Yesterday I talked about a New York Times piece on the Tea Party reading list. I mentioned several authors, including Bastiat, Mises, Hayek, and even Saul Alinsky. As an astute reader mentioned, I did not bring up W. Cleon Skousen’s The 5000 Year Leap, which Ms. Zernike’s article treats at some length.
I also did not deign to mention a few books merely cited, such as Atlas Shrugged and The Starfish and the Spider: The Unstoppable Power of Leaderless Organizations.
Well, of the books I didn’t mention, I’d only read one. And it wasn’t The 5000 Year Leap. More importantly, the title of the Times piece, what interested me about it, were the classics. The 5000 Year Leap isn’t a classic yet.

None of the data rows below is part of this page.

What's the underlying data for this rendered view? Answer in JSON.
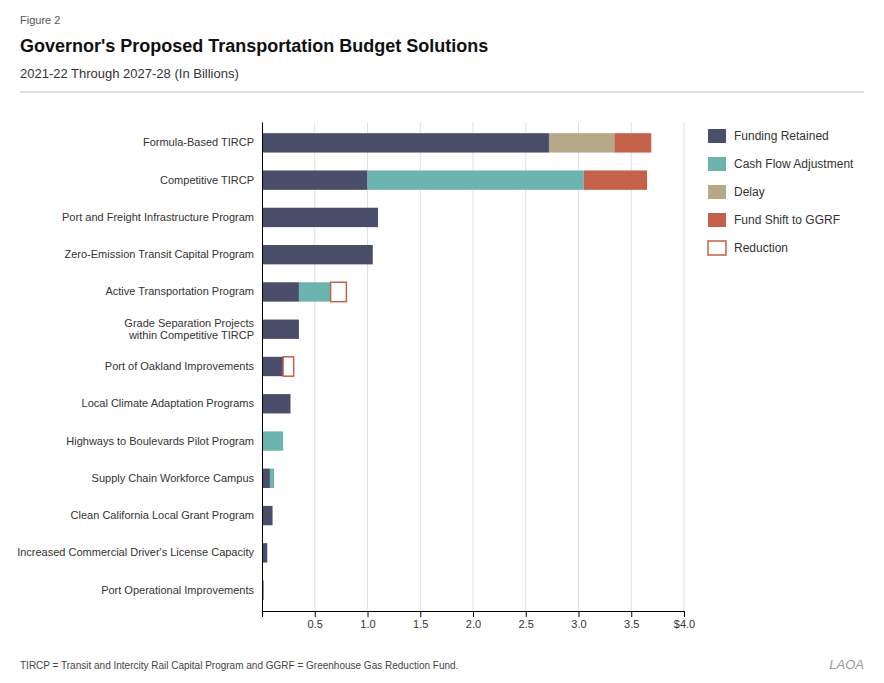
{
  "chart_data": {
    "type": "bar",
    "orientation": "horizontal",
    "stacked": true,
    "title": "Governor's Proposed Transportation Budget Solutions",
    "subtitle": "2021-22 Through 2027-28 (In Billions)",
    "annotations": [
      "Figure 2",
      "TIRCP = Transit and Intercity Rail Capital Program and GGRF = Greenhouse Gas Reduction Fund.",
      "LAOA"
    ],
    "categories": [
      "Formula-Based TIRCP",
      "Competitive TIRCP",
      "Port and Freight Infrastructure Program",
      "Zero-Emission Transit Capital Program",
      "Active Transportation Program",
      "Grade Separation Projects\nwithin Competitive TIRCP",
      "Port of Oakland Improvements",
      "Local Climate Adaptation Programs",
      "Highways to Boulevards Pilot Program",
      "Supply Chain Workforce Campus",
      "Clean California Local Grant Program",
      "Increased Commercial Driver's License Capacity",
      "Port Operational Improvements"
    ],
    "series": [
      {
        "name": "Funding Retained",
        "color": "#4a4e6b",
        "values": [
          2.72,
          1.0,
          1.1,
          1.05,
          0.35,
          0.35,
          0.2,
          0.27,
          0.0,
          0.075,
          0.1,
          0.05,
          0.015
        ]
      },
      {
        "name": "Cash Flow Adjustment",
        "color": "#6db4ae",
        "values": [
          0.0,
          2.05,
          0.0,
          0.0,
          0.3,
          0.0,
          0.0,
          0.0,
          0.2,
          0.04,
          0.0,
          0.0,
          0.0
        ]
      },
      {
        "name": "Delay",
        "color": "#b5a98a",
        "values": [
          0.62,
          0.0,
          0.0,
          0.0,
          0.0,
          0.0,
          0.0,
          0.0,
          0.0,
          0.0,
          0.0,
          0.0,
          0.0
        ]
      },
      {
        "name": "Fund Shift to GGRF",
        "color": "#c4614a",
        "values": [
          0.35,
          0.6,
          0.0,
          0.0,
          0.0,
          0.0,
          0.0,
          0.0,
          0.0,
          0.0,
          0.0,
          0.0,
          0.0
        ]
      },
      {
        "name": "Reduction",
        "color": "#c4614a",
        "type": "outline",
        "values": [
          0.0,
          0.0,
          0.0,
          0.0,
          0.15,
          0.0,
          0.1,
          0.0,
          0.0,
          0.0,
          0.0,
          0.0,
          0.0
        ]
      }
    ],
    "xlim": [
      0,
      4.0
    ],
    "xticks": [
      0.5,
      {
        "value": 1.0,
        "label": "1.0"
      },
      1.5,
      {
        "value": 2.0,
        "label": "2.0"
      },
      2.5,
      {
        "value": 3.0,
        "label": "3.0"
      },
      3.5,
      {
        "value": 4.0,
        "label": "$4.0"
      }
    ],
    "grid": true,
    "legend": "right"
  }
}
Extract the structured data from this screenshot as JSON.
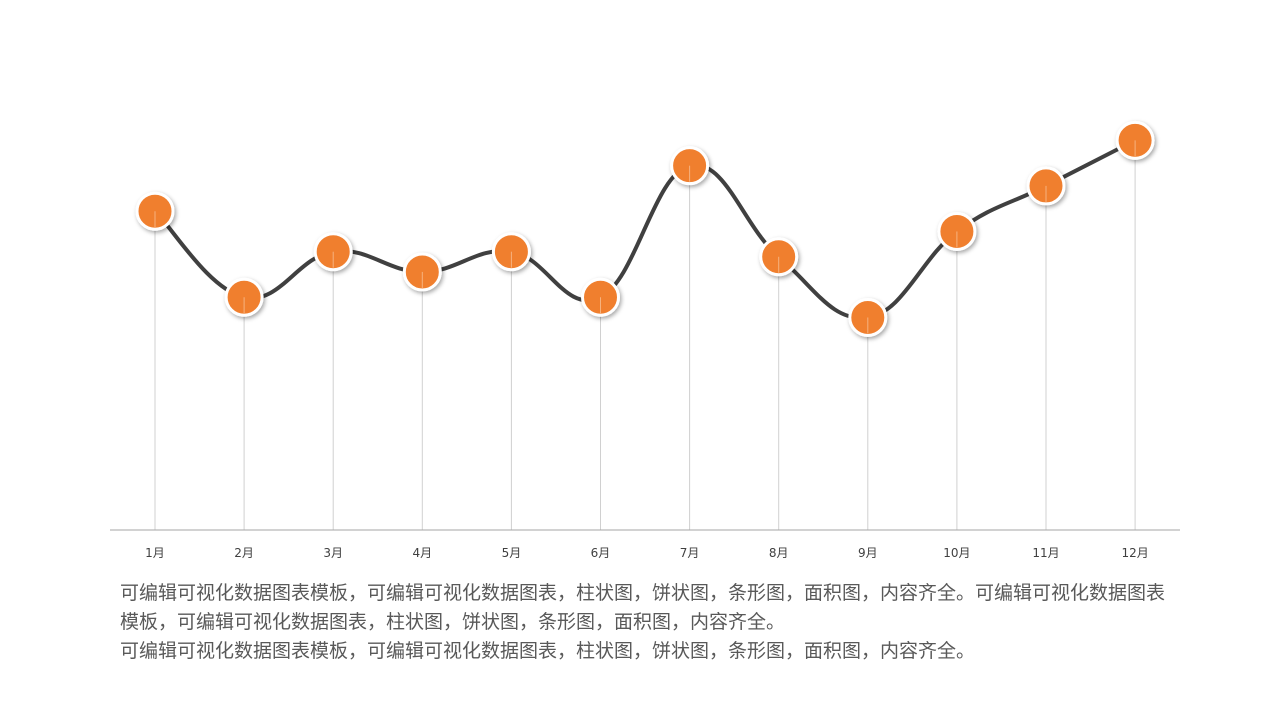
{
  "chart_data": {
    "type": "line",
    "categories": [
      "1月",
      "2月",
      "3月",
      "4月",
      "5月",
      "6月",
      "7月",
      "8月",
      "9月",
      "10月",
      "11月",
      "12月"
    ],
    "series": [
      {
        "values": [
          63,
          46,
          55,
          51,
          55,
          46,
          72,
          54,
          42,
          59,
          68,
          77
        ]
      }
    ],
    "ylim": [
      0,
      100
    ],
    "grid": false,
    "line_color": "#404040",
    "marker_color": "#F07F2E",
    "marker_border_color": "#FFFFFF",
    "drop_line_color": "#D0D0D0",
    "axis_color": "#A6A6A6",
    "tick_label_color": "#404040"
  },
  "description": {
    "paragraph_1": "可编辑可视化数据图表模板，可编辑可视化数据图表，柱状图，饼状图，条形图，面积图，内容齐全。可编辑可视化数据图表模板，可编辑可视化数据图表，柱状图，饼状图，条形图，面积图，内容齐全。",
    "paragraph_2": "可编辑可视化数据图表模板，可编辑可视化数据图表，柱状图，饼状图，条形图，面积图，内容齐全。"
  }
}
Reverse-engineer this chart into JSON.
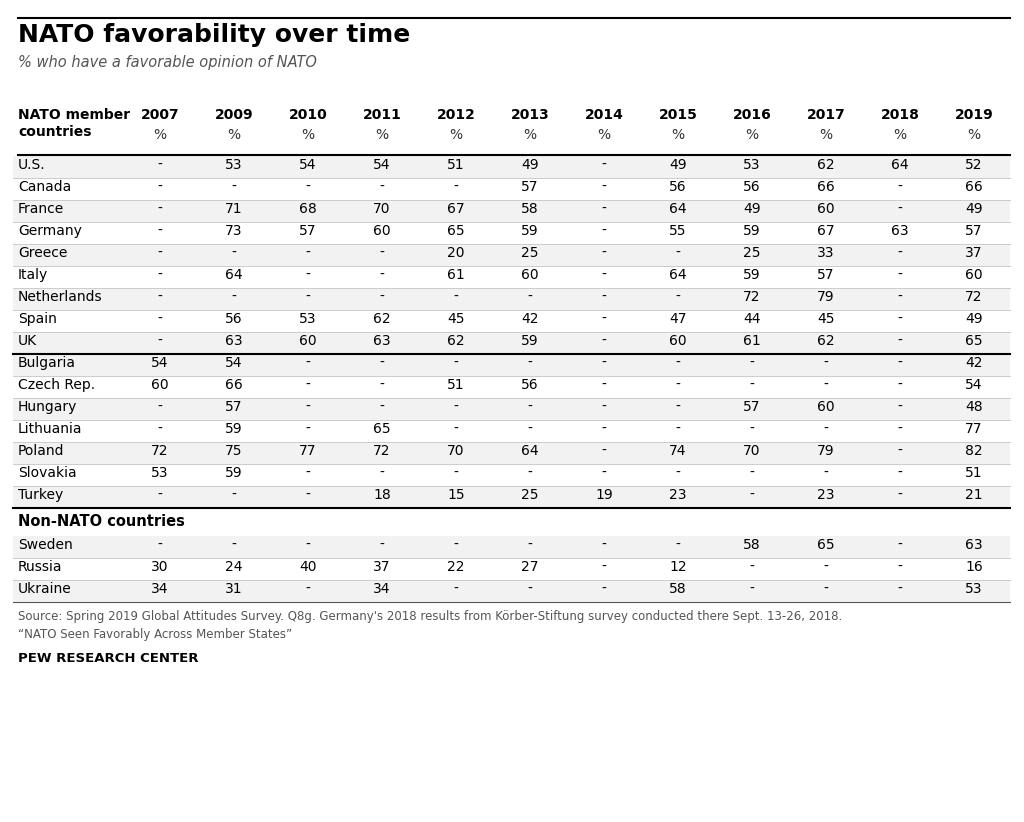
{
  "title": "NATO favorability over time",
  "subtitle": "% who have a favorable opinion of NATO",
  "columns": [
    "2007",
    "2009",
    "2010",
    "2011",
    "2012",
    "2013",
    "2014",
    "2015",
    "2016",
    "2017",
    "2018",
    "2019"
  ],
  "rows_section1": [
    [
      "U.S.",
      "-",
      "53",
      "54",
      "54",
      "51",
      "49",
      "-",
      "49",
      "53",
      "62",
      "64",
      "52"
    ],
    [
      "Canada",
      "-",
      "-",
      "-",
      "-",
      "-",
      "57",
      "-",
      "56",
      "56",
      "66",
      "-",
      "66"
    ],
    [
      "France",
      "-",
      "71",
      "68",
      "70",
      "67",
      "58",
      "-",
      "64",
      "49",
      "60",
      "-",
      "49"
    ],
    [
      "Germany",
      "-",
      "73",
      "57",
      "60",
      "65",
      "59",
      "-",
      "55",
      "59",
      "67",
      "63",
      "57"
    ],
    [
      "Greece",
      "-",
      "-",
      "-",
      "-",
      "20",
      "25",
      "-",
      "-",
      "25",
      "33",
      "-",
      "37"
    ],
    [
      "Italy",
      "-",
      "64",
      "-",
      "-",
      "61",
      "60",
      "-",
      "64",
      "59",
      "57",
      "-",
      "60"
    ],
    [
      "Netherlands",
      "-",
      "-",
      "-",
      "-",
      "-",
      "-",
      "-",
      "-",
      "72",
      "79",
      "-",
      "72"
    ],
    [
      "Spain",
      "-",
      "56",
      "53",
      "62",
      "45",
      "42",
      "-",
      "47",
      "44",
      "45",
      "-",
      "49"
    ],
    [
      "UK",
      "-",
      "63",
      "60",
      "63",
      "62",
      "59",
      "-",
      "60",
      "61",
      "62",
      "-",
      "65"
    ]
  ],
  "rows_section2": [
    [
      "Bulgaria",
      "54",
      "54",
      "-",
      "-",
      "-",
      "-",
      "-",
      "-",
      "-",
      "-",
      "-",
      "42"
    ],
    [
      "Czech Rep.",
      "60",
      "66",
      "-",
      "-",
      "51",
      "56",
      "-",
      "-",
      "-",
      "-",
      "-",
      "54"
    ],
    [
      "Hungary",
      "-",
      "57",
      "-",
      "-",
      "-",
      "-",
      "-",
      "-",
      "57",
      "60",
      "-",
      "48"
    ],
    [
      "Lithuania",
      "-",
      "59",
      "-",
      "65",
      "-",
      "-",
      "-",
      "-",
      "-",
      "-",
      "-",
      "77"
    ],
    [
      "Poland",
      "72",
      "75",
      "77",
      "72",
      "70",
      "64",
      "-",
      "74",
      "70",
      "79",
      "-",
      "82"
    ],
    [
      "Slovakia",
      "53",
      "59",
      "-",
      "-",
      "-",
      "-",
      "-",
      "-",
      "-",
      "-",
      "-",
      "51"
    ],
    [
      "Turkey",
      "-",
      "-",
      "-",
      "18",
      "15",
      "25",
      "19",
      "23",
      "-",
      "23",
      "-",
      "21"
    ]
  ],
  "rows_section3": [
    [
      "Sweden",
      "-",
      "-",
      "-",
      "-",
      "-",
      "-",
      "-",
      "-",
      "58",
      "65",
      "-",
      "63"
    ],
    [
      "Russia",
      "30",
      "24",
      "40",
      "37",
      "22",
      "27",
      "-",
      "12",
      "-",
      "-",
      "-",
      "16"
    ],
    [
      "Ukraine",
      "34",
      "31",
      "-",
      "34",
      "-",
      "-",
      "-",
      "58",
      "-",
      "-",
      "-",
      "53"
    ]
  ],
  "section2_header": "Non-NATO countries",
  "footnote": "Source: Spring 2019 Global Attitudes Survey. Q8g. Germany's 2018 results from Körber-Stiftung survey conducted there Sept. 13-26, 2018.\n“NATO Seen Favorably Across Member States”",
  "credit": "PEW RESEARCH CENTER",
  "bg_color": "#ffffff"
}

But perhaps I should ask you: Have you read it? Does it deserve to be a classic?
The New York Times didn’t exactly entice me into the book’s pages. According to the paper, Skousen thought Jefferson urged teaching Christianity in state public schools. This seems to fly in the face not only of Jefferson’s humanistic “Epicureanism” but also of the disestablishmentarianism of the Baptists for whom Jefferson supportively coined the expression “wall of separation between church and state.” (It’s often forgotten, these days, that, during our nation’s founding period, Baptists were ardent supporters of keeping religion and politics separate.)
But I’ve learned long ago, you can’t always trust the Times.
This is Common Sense. I’m Paul Jacob.